NATIVE TO THE Northwestern Pacific Rim region of Turtle Island, red alder (Alus rubra) is a healer of the land. A broadleaf tree that loses its leaves in the fall, red alder is the largest alder in North America, typically reaching between 70 and 120 feet in height.
You might think of red alder as a fast-growing scab that forms over the scars of the forest. It sprouts readily in disturbed soils—after a fire, landslide, or logging, for example. Although maligned by the logging industry as a weed, the tree is actually a vital successional ecosystem partner, coming in early to prepare the way for other plants. The roots contain symbiotic bacteria that help enrich the soil so that life can regrow. The seeds are spread widely by wind. As an Indigenous person who occupies the land of the Chinook rather than the land of my own ancestors, I find that connecting with and supporting this tree are ways I can honor the land and its original inhabitants.
Recognizing Red Alder
Red alder looks much like other birches and alders but, true to its name, has red inner bark. You can recognize red alder in the springtime by its dangling male and female catkins, the flower clusters common to the birch (Betulaceae) family that sprout from the previous year’s growth right before new leaves emerge. Male catkins, which grow in the spring, can reach up to five inches long, while female catkins are smaller, growing up to three-quarters of an inch and remaining on the tree through the year. The seeds are food to many woodland creatures, and the bark is home to many mosses and lichens, creating splotches of white.
Communing with Red Alder
Spring, the season of upward and outward movement, is the ideal time to greet and gather red alder. When the sap is running from the roots up through the inner bark to nourish the budding process, you can easily peel the moistened bark from the inner wood. The medicine is in the sap, and you can collect the bark for extraction. There’s no reason to harvest from a standing tree: spring storms often knock down branches—and sometimes entire trees—that you can harvest. Look for branches that still have live buds. As soon as you strip the branch, you’ll see how the inner bark turns red and understand why many of the Indigenous ancestors of the Pacific Northwest—including the Chinook, Cowlitz, and Salish—named it for its red coloring, which is still used as a dye.
Medicinal Uses
With astringent properties, red alder supports the tightening and toning of tissues and helps soothe inflammation. We can work with the dried bark and catkins to make teas and tinctures for internal use and compresses and oils for external use. Taken internally, red alder helps stimulate bile and support digestion through bitter actions. It strengthens immune cells that are within lymph tissue and helps expel waste from lymph nodes, especially when they are enlarged due to immune activity. Used externally, the inner bark alleviates any type of skin irritation or inflammation.

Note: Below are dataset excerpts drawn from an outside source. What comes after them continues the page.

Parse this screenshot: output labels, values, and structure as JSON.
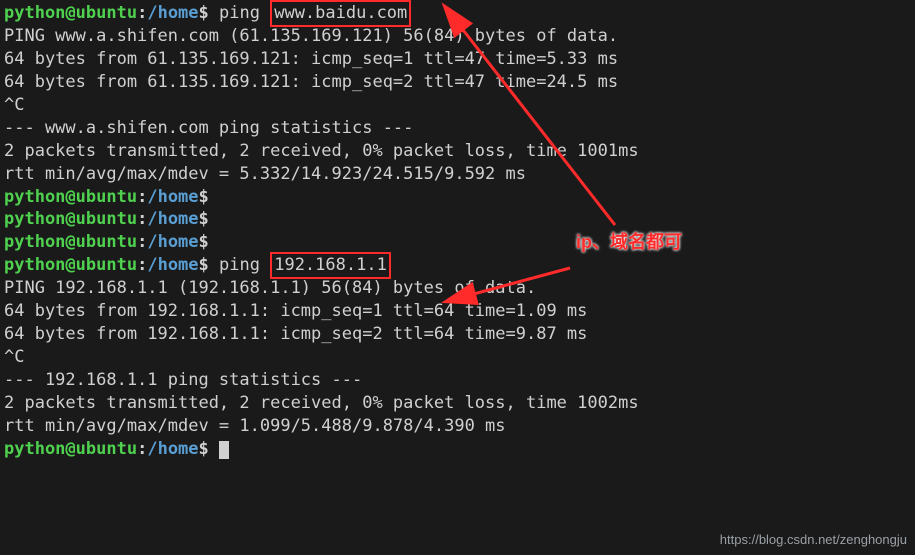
{
  "prompt": {
    "user": "python",
    "at": "@",
    "host": "ubuntu",
    "colon": ":",
    "path": "/home",
    "dollar": "$"
  },
  "cmd1_prefix": "ping ",
  "cmd1_target": "www.baidu.com",
  "out1": [
    "PING www.a.shifen.com (61.135.169.121) 56(84) bytes of data.",
    "64 bytes from 61.135.169.121: icmp_seq=1 ttl=47 time=5.33 ms",
    "64 bytes from 61.135.169.121: icmp_seq=2 ttl=47 time=24.5 ms",
    "^C",
    "--- www.a.shifen.com ping statistics ---",
    "2 packets transmitted, 2 received, 0% packet loss, time 1001ms",
    "rtt min/avg/max/mdev = 5.332/14.923/24.515/9.592 ms"
  ],
  "cmd2_prefix": "ping ",
  "cmd2_target": "192.168.1.1",
  "out2": [
    "PING 192.168.1.1 (192.168.1.1) 56(84) bytes of data.",
    "64 bytes from 192.168.1.1: icmp_seq=1 ttl=64 time=1.09 ms",
    "64 bytes from 192.168.1.1: icmp_seq=2 ttl=64 time=9.87 ms",
    "^C",
    "--- 192.168.1.1 ping statistics ---",
    "2 packets transmitted, 2 received, 0% packet loss, time 1002ms",
    "rtt min/avg/max/mdev = 1.099/5.488/9.878/4.390 ms"
  ],
  "annotation": "ip、域名都可",
  "watermark": "https://blog.csdn.net/zenghongju"
}
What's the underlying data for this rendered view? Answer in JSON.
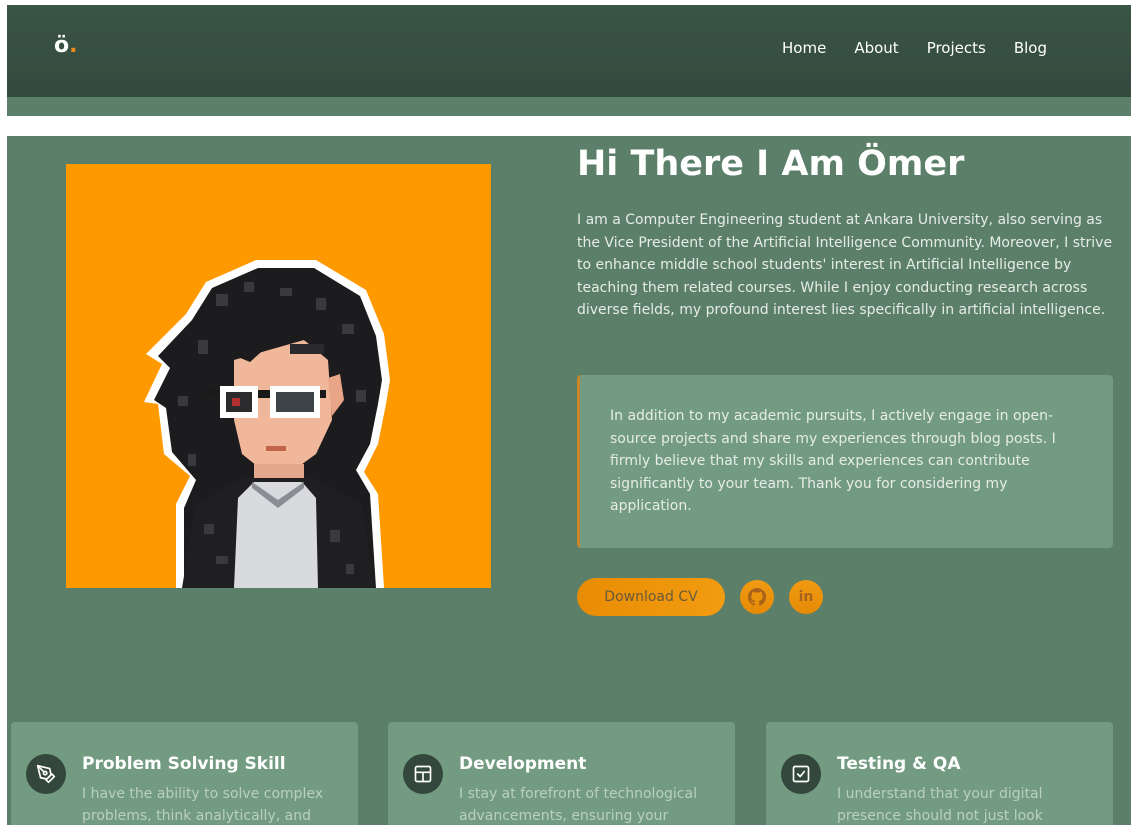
{
  "nav": {
    "logo": "ö",
    "logo_dot": ".",
    "links": [
      "Home",
      "About",
      "Projects",
      "Blog"
    ]
  },
  "hero": {
    "title": "Hi There I Am Ömer",
    "intro": "I am a Computer Engineering student at Ankara University, also serving as the Vice President of the Artificial Intelligence Community. Moreover, I strive to enhance middle school students' interest in Artificial Intelligence by teaching them related courses. While I enjoy conducting research across diverse fields, my profound interest lies specifically in artificial intelligence.",
    "quote": "In addition to my academic pursuits, I actively engage in open-source projects and share my experiences through blog posts. I firmly believe that my skills and experiences can contribute significantly to your team. Thank you for considering my application.",
    "cv_button": "Download CV",
    "socials": [
      {
        "icon": "github-icon"
      },
      {
        "icon": "linkedin-icon",
        "label": "in"
      }
    ]
  },
  "cards": [
    {
      "icon": "pen-tool-icon",
      "title": "Problem Solving Skill",
      "text": "I have the ability to solve complex problems, think analytically, and"
    },
    {
      "icon": "layout-icon",
      "title": "Development",
      "text": "I stay at forefront of technological advancements, ensuring your"
    },
    {
      "icon": "checkbox-icon",
      "title": "Testing & QA",
      "text": "I understand that your digital presence should not just look"
    }
  ],
  "colors": {
    "nav_bg": "#364f41",
    "main_bg": "#5b7f68",
    "card_bg": "#739b82",
    "accent": "#f29c10",
    "avatar_bg": "#ff9900"
  }
}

There has been reductionistic, biochemical research on red alder’s chemical compounds like betulin, which has antitumor actions, and hirsutenone, which has inhibitory actions on mast cell activity that comes with allergic outbreaks, such as hay fever and dermatitis. Another chemical compound, platyphyllone, has shown action against influenza. These chemical compounds tend to be valued in pharmaceutical use and research. What is lost with these uses, I believe, are the inherently wise energetics of the tree bark in collaboration with our bodies’ elaborate immune systems.